Nina took her coat, and Hanne’s, and Brum’s, her hand already snaking into the pocket where he’d placed the note.
War was coming.
She needed to get a message to her king.
3
NIKOLAI
NIKOLAI TRIED TO STEADY his nervous mount with a pat to the horse’s withers. His groom had suggested it wasn’t appropriate for a king to ride out on a horse named Punchline, but Nikolai had a soft spot for the piebald pony with crooked ears. He certainly wasn’t the prettiest horse in the royal stables, but he could run for miles without tiring and he had the steady disposition of a lump of rock. Usually. Right now he could barely keep still, hooves dancing left and right as he tugged at his reins. Punchline didn’t like this place. And Nikolai couldn’t blame him.
“Tell me I’m not seeing what I think I’m seeing,” he said, meager hope in his heart.
“What do you think you’re seeing?” asked Tamar.
“Mass destruction. Certain doom.”
“Not entirely certain,” said Zoya.
Nikolai cut her a glance. She’d tied back her black hair with a dark blue ribbon. It was eminently practical, but it had the unfortunate effect of making him want to untie it. “Do I detect optimism in my most pessimistic general?”
“Likely doom,” Zoya corrected, pulling gently on her white mare’s reins. All the horses were nervous.
Dawn crept over Yaryenosh, bathing the town’s rooftops and streets in rosy light. In the pastures beyond, Nikolai could see a herd of ponies, their winter coats shaggy, stamping their hooves in the cold. It would have been a quaint scene, a dreamy landscape for some hack painter to sell off to a rich merchant with a surfeit of cash and a dearth of taste—if it hadn’t been for the dead, ashy soil that stained the countryside like a blot of spilled ink. The blight stretched from the paddocks of the horse farm in the distance all the way to the edges of the town below.
“Two miles?” Nikolai speculated, trying to determine the extent of the damage.
“At least,” said Tolya, peering through a folding long glass. “Maybe three.”
“Twice the size of the incident near Balakirev.”
“It’s getting worse,” said Tamar.
“We can’t say that yet,” protested Tolya. Like his sister, he wore an olive drab uniform, his huge bronze arms exposed to display his sun tattoos, despite the winter chill. “It’s not necessarily a pattern.”
Tamar snorted. “This is Ravka. It’s always getting worse.”
“It’s a pattern.” Zoya’s blue eyes scanned the horizon. “But is it his pattern?”
“Is it even possible?” Tolya asked. “We’ve had him locked in the sun cell since he … returned.”

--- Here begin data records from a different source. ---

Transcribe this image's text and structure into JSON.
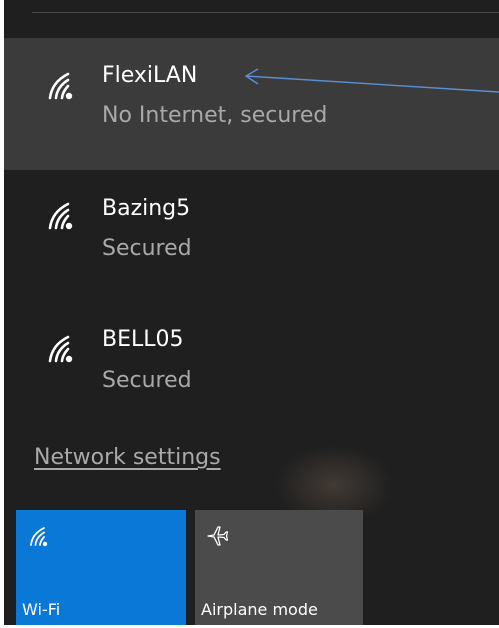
{
  "networks": [
    {
      "name": "FlexiLAN",
      "status": "No Internet, secured",
      "icon": "wifi-signal-icon"
    },
    {
      "name": "Bazing5",
      "status": "Secured",
      "icon": "wifi-signal-icon"
    },
    {
      "name": "BELL05",
      "status": "Secured",
      "icon": "wifi-signal-icon"
    }
  ],
  "network_settings": {
    "label": "Network settings"
  },
  "quick_actions": {
    "wifi": {
      "label": "Wi-Fi",
      "icon": "wifi-icon",
      "color": "#0a78d7"
    },
    "airplane": {
      "label": "Airplane mode",
      "icon": "airplane-icon",
      "color": "#4b4b4b"
    }
  },
  "colors": {
    "panel_bg": "#1f1f1f",
    "selected_bg": "#3b3b3b",
    "secondary_text": "#a9a9a9",
    "annotation_arrow": "#5b8fd6"
  }
}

Returned. There was something quaint about the word. As if the Darkling had simply been vacationing on the Wandering Isle, sketching ruined castles, sampling the local stews. Not brought back to life by an ancient ritual orchestrated by a bloodthirsty Saint with a penchant for bees.

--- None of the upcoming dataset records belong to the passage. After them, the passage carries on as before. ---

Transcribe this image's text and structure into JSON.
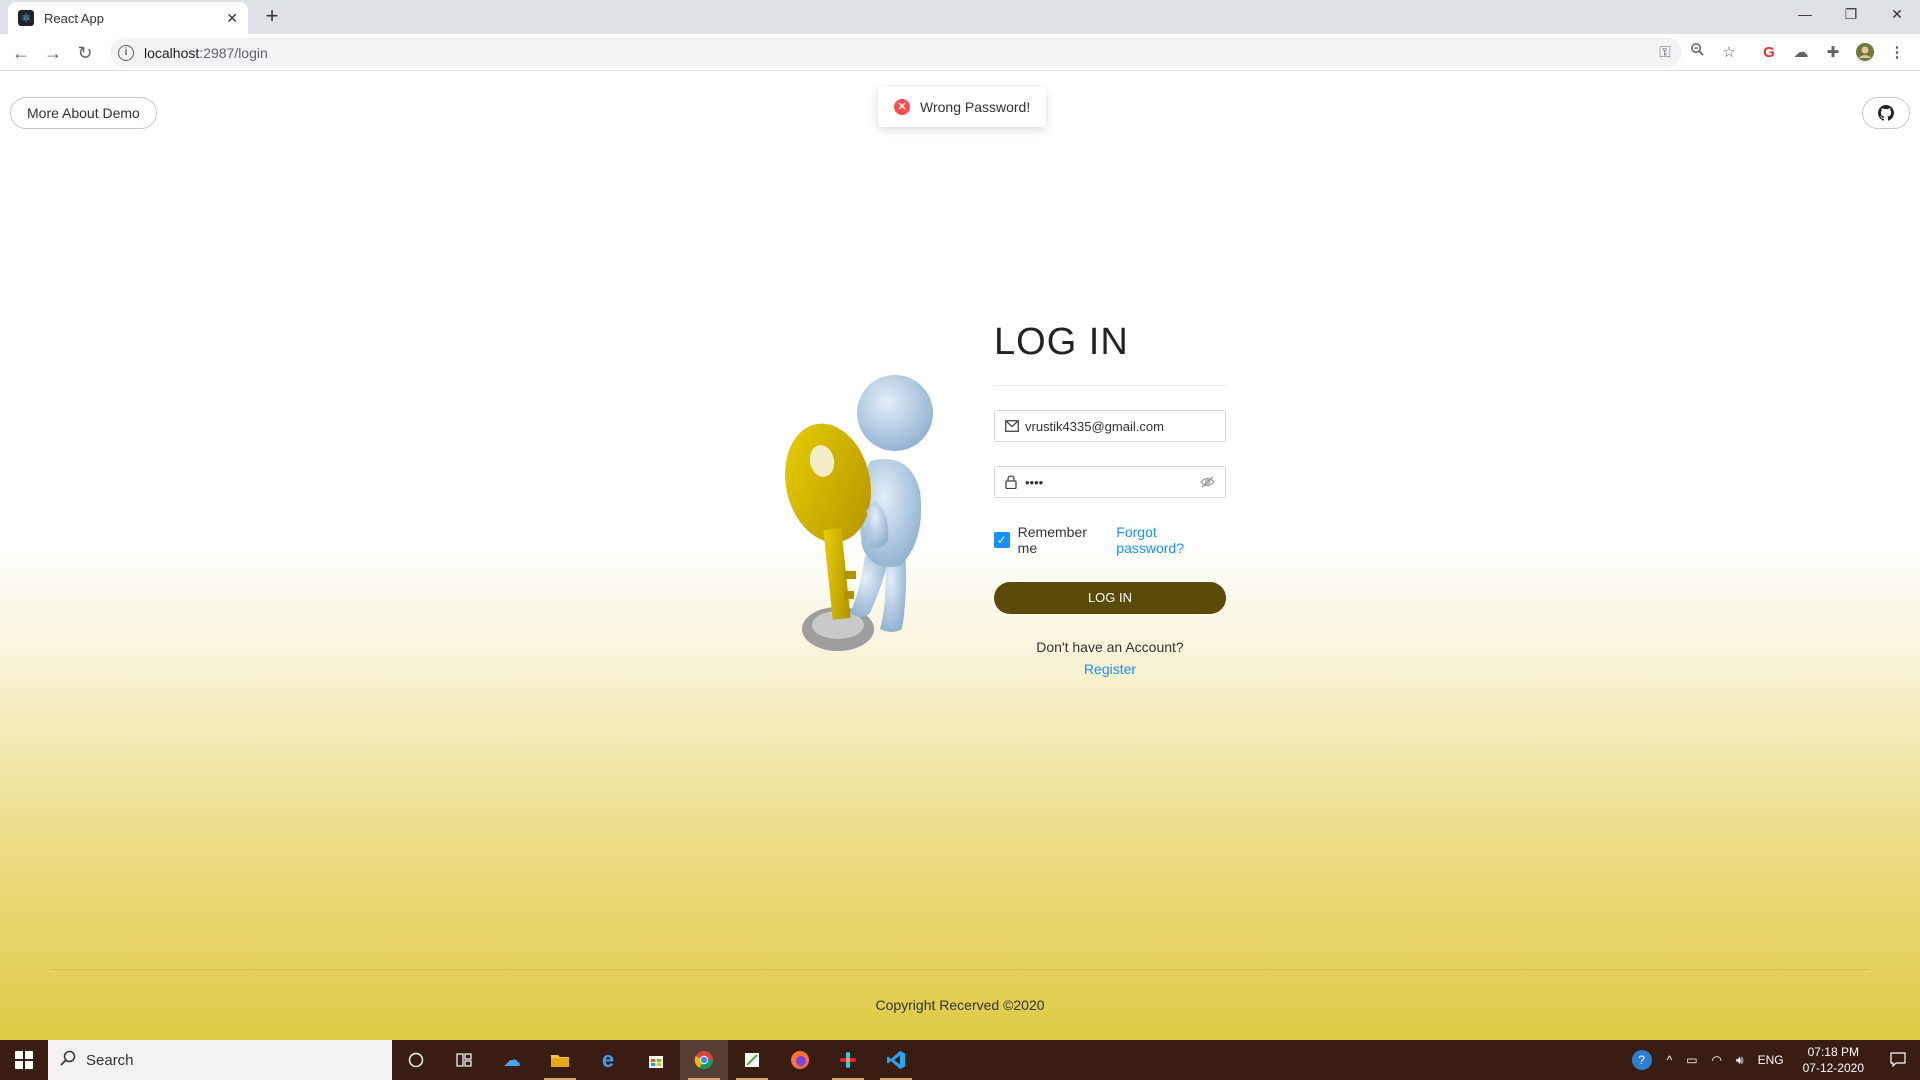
{
  "browser": {
    "tab_title": "React App",
    "url_host": "localhost",
    "url_path": ":2987/login"
  },
  "page": {
    "about_button": "More About Demo",
    "toast_message": "Wrong Password!",
    "heading": "LOG IN",
    "email_value": "vrustik4335@gmail.com",
    "password_masked": "••••",
    "remember_label": "Remember me",
    "remember_checked": true,
    "forgot_link": "Forgot password?",
    "login_button": "LOG IN",
    "no_account_text": "Don't have an Account?",
    "register_link": "Register",
    "copyright": "Copyright Recerved ©2020"
  },
  "taskbar": {
    "search_placeholder": "Search",
    "language": "ENG",
    "time": "07:18 PM",
    "date": "07-12-2020"
  },
  "colors": {
    "primary_link": "#1890ff",
    "login_button_bg": "#5a4a08",
    "gradient_bottom": "#dfca44",
    "error": "#ff4d4f"
  }
}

“I try not to underestimate our illustrious prisoner,” said Nikolai. “And as for what’s possible…” Well, the word had lost its meaning. He had met Saints, witnessed their destruction, nearly died himself, and become host to a demon. He’d seen a man long dead resurrected, and he was fairly sure the spirit of an ancient dragon was lurking inside the woman next to him. If possible was a river, it had long since leapt its banks and become a flood.